HK Style BAO

This recipe is adapted from Mike Lee Youtube  

 

This recipe is adapted from the YT Video by Mike Lee above.  I doubled the ingredients and added more sugar for a sweeter skin.  May add equal amount of baking soda to baking powder to get the top “exploding” look. Have not tested it yet.

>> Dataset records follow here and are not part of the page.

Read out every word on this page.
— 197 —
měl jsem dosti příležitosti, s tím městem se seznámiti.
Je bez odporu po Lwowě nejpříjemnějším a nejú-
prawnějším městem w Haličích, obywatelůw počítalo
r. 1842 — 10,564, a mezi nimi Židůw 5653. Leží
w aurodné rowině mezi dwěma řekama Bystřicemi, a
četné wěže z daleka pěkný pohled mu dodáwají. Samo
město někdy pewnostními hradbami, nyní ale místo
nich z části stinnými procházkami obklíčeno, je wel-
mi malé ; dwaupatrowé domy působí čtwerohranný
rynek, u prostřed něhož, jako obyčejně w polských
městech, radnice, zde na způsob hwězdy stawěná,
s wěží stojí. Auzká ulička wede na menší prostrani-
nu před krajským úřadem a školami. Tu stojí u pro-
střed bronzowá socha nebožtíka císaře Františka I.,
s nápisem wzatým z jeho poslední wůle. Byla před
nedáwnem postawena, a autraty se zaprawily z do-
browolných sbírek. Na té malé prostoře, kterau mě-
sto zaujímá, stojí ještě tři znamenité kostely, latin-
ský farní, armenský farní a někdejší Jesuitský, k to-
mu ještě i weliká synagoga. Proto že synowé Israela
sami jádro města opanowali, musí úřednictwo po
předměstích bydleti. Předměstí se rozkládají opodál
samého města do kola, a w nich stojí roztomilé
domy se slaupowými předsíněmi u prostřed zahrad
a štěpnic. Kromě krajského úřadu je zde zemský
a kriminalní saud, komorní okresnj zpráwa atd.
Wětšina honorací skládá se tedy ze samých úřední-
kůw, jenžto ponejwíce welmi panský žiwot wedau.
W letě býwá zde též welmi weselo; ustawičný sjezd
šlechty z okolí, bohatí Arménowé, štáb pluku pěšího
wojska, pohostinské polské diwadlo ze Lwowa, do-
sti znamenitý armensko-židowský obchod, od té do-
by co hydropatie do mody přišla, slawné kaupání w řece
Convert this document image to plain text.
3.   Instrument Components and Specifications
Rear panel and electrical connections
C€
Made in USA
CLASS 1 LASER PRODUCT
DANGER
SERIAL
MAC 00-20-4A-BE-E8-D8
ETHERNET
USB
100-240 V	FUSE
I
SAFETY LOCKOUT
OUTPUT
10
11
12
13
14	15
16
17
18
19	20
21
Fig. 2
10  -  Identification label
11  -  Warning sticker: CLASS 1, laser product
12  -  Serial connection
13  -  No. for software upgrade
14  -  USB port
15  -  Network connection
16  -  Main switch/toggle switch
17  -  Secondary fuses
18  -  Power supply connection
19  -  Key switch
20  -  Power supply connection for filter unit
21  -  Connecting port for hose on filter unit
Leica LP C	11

  1. Ingredients – Bao Dough Part 1:
    400g  All purpose flour
    400g Milk (room temperature)
    12g Dry Yeast
    Bao Dough Part 2:
    200g All Purpose Flour
    8g Baking Powder (8g baking soda )
     140g Granulated Sugar

     

Steps:
1. Put Bao Dough Part 1 into a mixer bowl
2. Run on low – medium speed (on my kitchenaid about a 4) for about 3-4 minutes depending on the texture
3. When the require texture is reached (watch the video), remove and cover  with wrap and proof for about 2 hours
4.  While waiting, seive Bao Dough Part 2 flour and Baking powder
5. After 2 hours, add the Sugar to the dough and mix on medium speed until sugar is dissolved.
6. Add the seived flour and mix on medium speed (4-5) until the dough does not stick to the side and is smooth about 7-10 minutes.
7. Cover dough in bowl and let rest for 20 mins.
8. After resting, divide dough into 40g size
9. Watch the video on rolling the dough and adding filling.